HDP “MEŞRU” BİR PARTİ Mİ ?
22 Eylül 2021 13:52:14
Kürt sorunun gündeme taşınmasını bekliyordum.
Şunun için:
Seçime gidiyoruz, kafaya oynayan iki İttifak var, ama başta 6 milyon oyu olan (yüzde 10 civarı) HDP ile yüzde 1-5 arasında oyu olan “küçük” partilerin tavırları henüz net değil.
HDP ile yüzde 5 civarında oyu olan Deva partisi, seçimde önemli rol oynayacaklar. Özellikle de HDP…
6 milyon oyu kim istemez !
Şöyle diyordum kendi kendime:
Bugün yarın Kürt sorunu ayağı ile HDP gündeme taşınır…
Öyle de oldu. Topa ilkten Kılıçdaroğlu girdi; “Kürt sorunu meşru HDP ile çözümlenebilir” şeklinde bir söz etti.
Çarşı karıştı…Her kafadan bir ses çıkarken, Kürt Sorunu ve onun üzerinden HDP küt diye gündeme oturdu.
Bu, CHP ‘nin bir taktik manevrasıydı, tuttu.
Kılıçdaroğlu daha sonra ilk sözlerini tevil yoluna gidip esas muhatabın TBMM olduğunu filan söyledi gerçi, ama Kürt sorununda 'meşru HDP’nin şu veya bu şekilde muhatap olduğu fikri gündeme eni-konu yerleşti.
Millet İttifakı bu şekilde HDP’ye biraz daha yaklaşırken, Cumhur İttifakı, Bahçeli’nin, “Kürt sorunu yoktur” açıklaması ile oyundışı kaldı. AKP’den, Bay Kemal karşıtı retorik dışında tık yok…
Tekrar ediyorum, Kürt sorununun ve HDP’nin gündeme taşınmasının altında seçim hesapları var.
**
Bu konuda bir tartışma zemini açılması, seçim hesaplarının dışında kalan bir sorunu da alt gündeme taşıdı ama:
“Meşru HDP” kavramı ile, HDP milletvekili Sezai Temelli’nin düşünsel bakımdan Kürt sorununda muhatabın “İmralı” (Apo) olduğu şeklindeki sözleri, HDP’nin homojen bir parti olmadığını da ortaya çıkarttı. Özellikle, Demirtaş’ın Apo’yu hiç dikkate almayan açıklaması ile…
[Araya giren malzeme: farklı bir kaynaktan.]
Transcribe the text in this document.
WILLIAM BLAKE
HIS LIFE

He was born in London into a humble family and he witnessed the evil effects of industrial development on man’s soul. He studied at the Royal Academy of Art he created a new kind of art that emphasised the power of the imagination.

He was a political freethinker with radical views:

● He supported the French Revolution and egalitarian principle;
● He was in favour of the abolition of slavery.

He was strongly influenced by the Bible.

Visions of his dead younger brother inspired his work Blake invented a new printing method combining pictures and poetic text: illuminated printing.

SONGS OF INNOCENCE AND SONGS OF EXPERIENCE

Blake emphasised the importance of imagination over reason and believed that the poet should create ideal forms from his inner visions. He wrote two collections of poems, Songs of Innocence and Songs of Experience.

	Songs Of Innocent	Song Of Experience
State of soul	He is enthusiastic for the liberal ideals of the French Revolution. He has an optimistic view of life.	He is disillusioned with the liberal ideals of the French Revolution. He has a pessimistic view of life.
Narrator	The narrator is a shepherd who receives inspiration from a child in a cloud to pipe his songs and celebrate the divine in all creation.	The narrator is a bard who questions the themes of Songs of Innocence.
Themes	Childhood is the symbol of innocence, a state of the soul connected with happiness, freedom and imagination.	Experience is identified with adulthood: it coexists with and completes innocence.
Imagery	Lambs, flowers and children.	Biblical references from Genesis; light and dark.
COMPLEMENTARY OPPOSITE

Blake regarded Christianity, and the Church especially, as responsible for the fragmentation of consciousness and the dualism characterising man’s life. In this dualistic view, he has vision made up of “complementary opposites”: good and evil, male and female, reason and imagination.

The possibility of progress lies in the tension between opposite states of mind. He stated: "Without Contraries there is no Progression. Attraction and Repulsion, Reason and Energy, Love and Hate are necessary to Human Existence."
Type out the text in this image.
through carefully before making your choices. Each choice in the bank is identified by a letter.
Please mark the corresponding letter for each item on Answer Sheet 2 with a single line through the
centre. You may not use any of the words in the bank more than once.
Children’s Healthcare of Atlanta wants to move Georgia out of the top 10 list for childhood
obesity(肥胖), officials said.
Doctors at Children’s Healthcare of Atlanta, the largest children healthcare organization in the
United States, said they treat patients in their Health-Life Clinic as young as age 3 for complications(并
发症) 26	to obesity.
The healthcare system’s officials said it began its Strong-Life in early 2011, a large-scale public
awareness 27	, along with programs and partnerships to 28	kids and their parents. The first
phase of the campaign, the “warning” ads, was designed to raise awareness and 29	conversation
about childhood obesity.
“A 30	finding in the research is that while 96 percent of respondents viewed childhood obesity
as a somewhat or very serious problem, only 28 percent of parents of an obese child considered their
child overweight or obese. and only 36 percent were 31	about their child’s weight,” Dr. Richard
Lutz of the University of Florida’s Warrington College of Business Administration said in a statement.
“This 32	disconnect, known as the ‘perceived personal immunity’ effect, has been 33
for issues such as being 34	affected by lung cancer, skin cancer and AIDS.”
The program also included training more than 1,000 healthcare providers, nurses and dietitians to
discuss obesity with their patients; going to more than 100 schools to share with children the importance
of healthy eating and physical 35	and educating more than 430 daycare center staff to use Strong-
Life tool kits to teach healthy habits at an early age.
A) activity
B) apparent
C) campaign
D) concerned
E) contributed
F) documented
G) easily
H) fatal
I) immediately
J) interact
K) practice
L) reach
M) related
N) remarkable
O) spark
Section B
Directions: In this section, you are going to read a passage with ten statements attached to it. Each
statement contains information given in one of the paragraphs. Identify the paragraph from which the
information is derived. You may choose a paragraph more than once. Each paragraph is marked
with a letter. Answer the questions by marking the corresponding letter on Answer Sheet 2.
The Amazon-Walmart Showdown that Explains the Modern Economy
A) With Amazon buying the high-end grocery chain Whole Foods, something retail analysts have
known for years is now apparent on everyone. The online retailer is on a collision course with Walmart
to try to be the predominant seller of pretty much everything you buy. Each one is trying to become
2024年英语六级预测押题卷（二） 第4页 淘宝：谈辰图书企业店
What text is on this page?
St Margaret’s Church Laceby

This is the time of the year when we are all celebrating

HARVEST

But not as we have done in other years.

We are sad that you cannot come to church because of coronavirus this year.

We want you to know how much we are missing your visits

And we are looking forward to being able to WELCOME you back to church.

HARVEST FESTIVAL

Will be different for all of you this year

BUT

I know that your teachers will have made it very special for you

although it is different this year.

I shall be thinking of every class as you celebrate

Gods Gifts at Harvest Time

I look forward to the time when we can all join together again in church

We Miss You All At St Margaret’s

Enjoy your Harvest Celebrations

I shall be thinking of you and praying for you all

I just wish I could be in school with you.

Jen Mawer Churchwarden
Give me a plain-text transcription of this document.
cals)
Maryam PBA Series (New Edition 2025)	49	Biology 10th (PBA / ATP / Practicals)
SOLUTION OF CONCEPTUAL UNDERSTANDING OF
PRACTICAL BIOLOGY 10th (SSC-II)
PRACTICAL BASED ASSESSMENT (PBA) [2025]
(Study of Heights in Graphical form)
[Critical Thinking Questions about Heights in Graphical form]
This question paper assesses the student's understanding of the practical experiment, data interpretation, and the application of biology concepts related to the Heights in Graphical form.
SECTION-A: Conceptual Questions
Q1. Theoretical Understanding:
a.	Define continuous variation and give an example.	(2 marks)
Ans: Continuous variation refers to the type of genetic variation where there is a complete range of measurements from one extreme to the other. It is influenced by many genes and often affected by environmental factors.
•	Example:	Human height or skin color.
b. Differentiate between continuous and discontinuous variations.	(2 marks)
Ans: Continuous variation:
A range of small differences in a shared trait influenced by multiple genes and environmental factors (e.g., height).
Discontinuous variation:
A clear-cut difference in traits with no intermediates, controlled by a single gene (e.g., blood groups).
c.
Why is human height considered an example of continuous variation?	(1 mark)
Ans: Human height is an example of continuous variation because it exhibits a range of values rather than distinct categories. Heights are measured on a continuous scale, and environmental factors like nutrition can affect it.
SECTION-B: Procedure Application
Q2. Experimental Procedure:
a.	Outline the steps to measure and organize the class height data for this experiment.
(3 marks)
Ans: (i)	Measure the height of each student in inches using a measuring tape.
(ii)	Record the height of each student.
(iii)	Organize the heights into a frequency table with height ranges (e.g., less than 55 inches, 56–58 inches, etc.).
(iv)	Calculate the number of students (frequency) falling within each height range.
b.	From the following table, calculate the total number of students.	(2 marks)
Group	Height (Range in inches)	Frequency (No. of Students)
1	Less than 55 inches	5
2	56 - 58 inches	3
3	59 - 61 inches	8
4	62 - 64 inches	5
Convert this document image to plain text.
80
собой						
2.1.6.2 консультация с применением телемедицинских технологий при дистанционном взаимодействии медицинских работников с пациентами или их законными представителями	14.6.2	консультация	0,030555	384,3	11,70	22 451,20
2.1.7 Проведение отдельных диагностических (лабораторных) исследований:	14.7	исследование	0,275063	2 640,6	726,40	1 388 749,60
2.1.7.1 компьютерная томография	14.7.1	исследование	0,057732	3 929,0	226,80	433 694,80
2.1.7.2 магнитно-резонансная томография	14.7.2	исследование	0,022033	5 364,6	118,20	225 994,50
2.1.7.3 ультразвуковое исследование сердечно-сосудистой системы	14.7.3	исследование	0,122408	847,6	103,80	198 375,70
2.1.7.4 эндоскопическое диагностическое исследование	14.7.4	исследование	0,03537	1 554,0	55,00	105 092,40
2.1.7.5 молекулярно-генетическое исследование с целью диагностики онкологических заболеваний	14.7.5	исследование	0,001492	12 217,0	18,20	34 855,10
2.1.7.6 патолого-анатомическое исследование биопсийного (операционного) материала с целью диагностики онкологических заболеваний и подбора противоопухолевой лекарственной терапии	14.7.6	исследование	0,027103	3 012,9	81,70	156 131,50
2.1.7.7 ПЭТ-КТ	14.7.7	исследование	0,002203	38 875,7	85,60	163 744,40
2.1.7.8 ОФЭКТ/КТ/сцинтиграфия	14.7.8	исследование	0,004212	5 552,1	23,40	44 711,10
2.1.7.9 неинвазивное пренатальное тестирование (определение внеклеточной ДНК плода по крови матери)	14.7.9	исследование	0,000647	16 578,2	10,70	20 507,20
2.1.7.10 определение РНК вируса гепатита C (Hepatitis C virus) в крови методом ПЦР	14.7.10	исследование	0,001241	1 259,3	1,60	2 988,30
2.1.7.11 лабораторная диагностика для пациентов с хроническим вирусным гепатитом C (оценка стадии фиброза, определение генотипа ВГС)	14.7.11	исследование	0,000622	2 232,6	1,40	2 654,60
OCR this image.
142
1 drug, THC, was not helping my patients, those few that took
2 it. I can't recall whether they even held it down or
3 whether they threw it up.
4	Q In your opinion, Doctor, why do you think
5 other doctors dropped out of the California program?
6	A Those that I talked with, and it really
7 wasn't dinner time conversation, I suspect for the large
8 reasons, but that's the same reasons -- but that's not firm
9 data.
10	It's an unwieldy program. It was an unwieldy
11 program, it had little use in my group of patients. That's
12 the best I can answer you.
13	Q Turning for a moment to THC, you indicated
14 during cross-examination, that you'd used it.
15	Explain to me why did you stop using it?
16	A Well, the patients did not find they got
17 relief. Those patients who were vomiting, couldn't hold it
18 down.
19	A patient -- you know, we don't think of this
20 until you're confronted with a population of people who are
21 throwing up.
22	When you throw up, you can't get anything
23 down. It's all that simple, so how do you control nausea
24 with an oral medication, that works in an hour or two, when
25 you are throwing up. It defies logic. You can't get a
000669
Bu konuya girmeden önce şu “meşru” lafı üzerinde duralım azıcık:
“Meşru” arapça kökenli bir sözcük, “yasalar ve komu vicdanının uygun gördüğü” anlamına geliyor.
Yasalar karşısında HDP, meşru bir parti. CHP de böyle yaklaşıyor konuyu zaten.
Peki kamu vicdanında ?
HDP’deki görüş ayrılığı bu temele basıyor. Sezai Temelli gibilerin temsil ettiği görüş, PKK/Apo’yu HDP ile özdeştirirken Demirtaş’ın başını çektiği grup da Apo’yu seslendirmekten bile kaçınan bir politika izliyor…
Demirtaş şunun farkında:
HDP’nin kamu vicdanında da meşrulaşması için, PKK/Apo ipoteğinden kurtulması gerekiyor.
Hoş zaten Apo, HDP için de, PKK için de çoktandır bir konu mankeninden başka bir şey değil.
AKP için ise, yeri geldikçe kullanılacak bir siyasi avadanlık !
Bunun son örneğini yerel seçimler sırasındaki mektup olayı ile Osman Öcalan olaylarında yaşadık.
Sezai Temelli’nin Kürt sorununun çözümünde İmralı’yı işaret etmesi, gerçekte AKP’yi işaret etmesinden farklı bir şey değil. Çünkü Apo, çoktandır AKP’nin emirkulu !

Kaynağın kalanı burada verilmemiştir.